West Virginia pharmacies are dispensing significantly fewer doses of the state’s most popular prescription painkiller. The number of hydrocodone products, such as Vicodin and Lortab, dropped by nearly 13 million tablets last year, following a U. S. Drug Enforcement Administration change that put tighter restrictions on the medication that has been linked to hundreds of overdose deaths in West Virginia over the past 10 years, according to data from the state’s Controlled Substance Monitoring Program (CSMP).
In October 2014, the federal government reclassified highly addictive hydrocodone products from schedule III narcotics to schedule II, which comes with more restrictions. The change aimed to curb prescription opioid abuse.

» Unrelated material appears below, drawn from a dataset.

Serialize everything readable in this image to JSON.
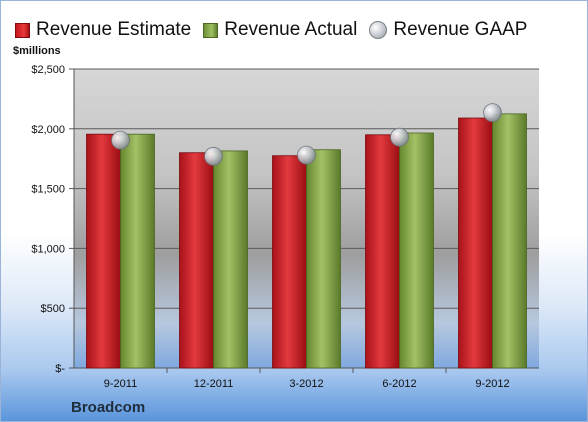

Hydrodocone remains the state’s number one painkiller, with nearly 63 million pills dispensed statewide last yer. But the number of hydrocodone tablets has declined each of the past five years. The biggest drop was last year.
According to CSMP data, in 2011 West Virginia pharmacies dispensed 99.6 million doses of hydrocodone, so the supply has been reduced by more than a third.
West Virginia’s decline in hydrocodone prescribing mirrors a national trend. A federal study released in January 2016 found that the DEA’s decision to reschedule the painkiller led to 1.1 billion fewer hydrocodone pills being dispenses in the U. S.
While West Virginia’s hydrocodone numbers have dropped off, prescriptions for the painkiller Tramadol have increased from less than 1 million pills to 35.5 million pills over the past five years. Tramadol, a schedule IV drug, was the third most dispensed controlled substance in West Virginia last year.
Since 2011 in West Virginia, the number of oxycodone pills — the state’s second most popular pain medication — held steady at about 40 million pills annually, according to the CSMP.
Among all controlled substances, West Virginia pharmacies dispensed 280 million pills last year, down frmo 296 million in 2011. West Virginia has the highest drug overdose death rate in the nation.